Social Security Levies

If the IRS is after you for back taxes and they haven’t been able to convince you to write them a check, the next thing they’ll do is to try to find easy-to-seize assets: bank accounts and things of that sort.

Social Security benefits are one easy-to-seize asset. After all, the government is writing the check in the first place.

There are two ways the government goes about seizing Social Security benefits: via the Federal Payment Levy Program (FPLP) and by Field Collection.

FPLP is more automated, but also more limited. Through this program, the IRS can seize no more than 15% of your Social Security benefits continuously until your back taxes are paid off. However, by policy, the agency will not levy your Social Security benefits by means of the FPLP if your estimated income is below 250% of the poverty line.

Field Collection is less-limited. If your case is turned over to Field Collection, the agent assigned to your case may seize however much they think is appropriate — as much as 100%. However, Field Collection is also less-automated: It requires a revenue officer to examine your case and your circumstances and make a judgment call.

The IRS’s budget has been reduced in recent years, which has affected the number of cases it can work. In an press article, an IRS manager stated that, due to resource constraints, revenue officers are only assigned very high-dollar balance due accounts. While the IRS later clarified that its collection actions are not limited to high dollar accounts because it has a variety of collection tools available, it did not clarify that revenue officers continue to work a full range of balance due cases.

That quote comes from a new TIGTA report on Social Security levies. The Washington Post article it refers to quoted an IRS Field Collection supervisor as saying that only if a person’s back taxes exceeded $1 million would a revenue officer be assigned to the case. It also quoted the IRS’s non-denial denial of this. (In TIGTA’s own investigation of a random sample of 136 cases where Social Security benefits were levied by Field Collection, however, it found the median balance due to be $83,226, with a back taxes range from hundreds to millions of dollars.)
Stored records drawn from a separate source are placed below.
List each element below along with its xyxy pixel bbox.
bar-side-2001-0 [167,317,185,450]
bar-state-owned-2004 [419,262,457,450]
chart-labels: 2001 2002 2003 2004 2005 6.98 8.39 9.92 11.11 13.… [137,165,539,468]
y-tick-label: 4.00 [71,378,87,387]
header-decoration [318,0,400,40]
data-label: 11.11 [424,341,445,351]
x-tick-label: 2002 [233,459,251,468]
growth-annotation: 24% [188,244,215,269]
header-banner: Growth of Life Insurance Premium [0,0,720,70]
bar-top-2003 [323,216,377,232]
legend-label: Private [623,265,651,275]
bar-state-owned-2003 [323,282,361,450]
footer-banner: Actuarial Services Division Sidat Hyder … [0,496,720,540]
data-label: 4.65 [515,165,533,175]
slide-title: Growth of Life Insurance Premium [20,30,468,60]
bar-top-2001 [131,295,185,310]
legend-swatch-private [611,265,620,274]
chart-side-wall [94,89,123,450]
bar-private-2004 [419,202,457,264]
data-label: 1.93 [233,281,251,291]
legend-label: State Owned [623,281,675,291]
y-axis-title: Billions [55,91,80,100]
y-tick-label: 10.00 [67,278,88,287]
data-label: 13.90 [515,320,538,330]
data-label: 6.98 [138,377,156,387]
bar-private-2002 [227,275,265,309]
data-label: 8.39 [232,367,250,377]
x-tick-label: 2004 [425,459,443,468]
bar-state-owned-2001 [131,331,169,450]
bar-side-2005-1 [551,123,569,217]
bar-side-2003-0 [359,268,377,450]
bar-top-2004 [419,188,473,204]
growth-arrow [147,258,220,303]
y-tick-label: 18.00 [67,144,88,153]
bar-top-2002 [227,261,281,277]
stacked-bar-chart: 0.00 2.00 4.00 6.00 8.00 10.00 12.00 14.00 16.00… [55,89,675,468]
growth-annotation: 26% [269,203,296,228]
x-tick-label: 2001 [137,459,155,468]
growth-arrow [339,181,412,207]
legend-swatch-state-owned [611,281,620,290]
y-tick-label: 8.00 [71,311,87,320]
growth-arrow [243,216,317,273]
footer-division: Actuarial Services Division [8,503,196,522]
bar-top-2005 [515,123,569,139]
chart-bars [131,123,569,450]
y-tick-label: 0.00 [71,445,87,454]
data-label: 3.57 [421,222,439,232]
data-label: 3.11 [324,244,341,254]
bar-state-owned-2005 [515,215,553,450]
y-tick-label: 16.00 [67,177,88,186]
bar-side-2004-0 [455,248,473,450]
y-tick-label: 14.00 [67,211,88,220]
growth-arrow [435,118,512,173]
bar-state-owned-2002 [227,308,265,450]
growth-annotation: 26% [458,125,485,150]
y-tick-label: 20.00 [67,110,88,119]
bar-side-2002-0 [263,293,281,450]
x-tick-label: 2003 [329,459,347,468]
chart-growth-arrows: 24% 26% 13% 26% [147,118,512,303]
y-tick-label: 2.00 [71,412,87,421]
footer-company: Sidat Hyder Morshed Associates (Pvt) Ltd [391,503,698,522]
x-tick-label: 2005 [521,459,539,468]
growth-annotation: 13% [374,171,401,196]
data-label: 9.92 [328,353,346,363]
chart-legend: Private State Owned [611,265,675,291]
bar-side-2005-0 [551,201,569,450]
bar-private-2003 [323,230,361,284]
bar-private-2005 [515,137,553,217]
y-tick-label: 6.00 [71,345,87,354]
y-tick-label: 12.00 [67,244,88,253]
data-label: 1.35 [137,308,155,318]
Anecdotal reports from within the American war tax resistance community suggest that Social Security levies are done inconsistently and haphazardly, and the TIGTA report bears that out, noting that different Field Collection group managers had very different policies, and different ideas of what the goals of Social Security benefits seizures were. Some indicated that they had set policies that, on further inspection, were not actually being carried out by the revenue officers in their groups.

Field Collection agents were sometimes assigned cases that were already being collected via FPLP, and in most of these cases, they canceled the FPLP and issued a manual levy for a higher amount. Sometimes they did this even though they had reason to believe that this would cause economic hardship. They also felt no reason to respect the 250%-of-poverty-line cut-off that the FPLP program uses.

Although Field Collection agents can decide they want to take as much as 100% of your Social Security benefits to pay back taxes, you have the right to a partial exemption, based on your age, filing status, number of dependents, and other sources of income, so that they leave you enough to live on. In practice, the audit found, the IRS was frequently failing to give people these exemptions they were entitled to, or to let them know they were entitled to them.

My take-away from this is that if you find that your Social Security benefits are being seized for back taxes, it may well be worth your while to research the laws and policies the IRS is supposed to be following in such cases and then to raise a fuss if they are screwing up. If you have a low income, mostly from Social Security, you can likely get most of it exempted from the levy, but the agent on your case may not know this or may be hoping you don’t figure it out.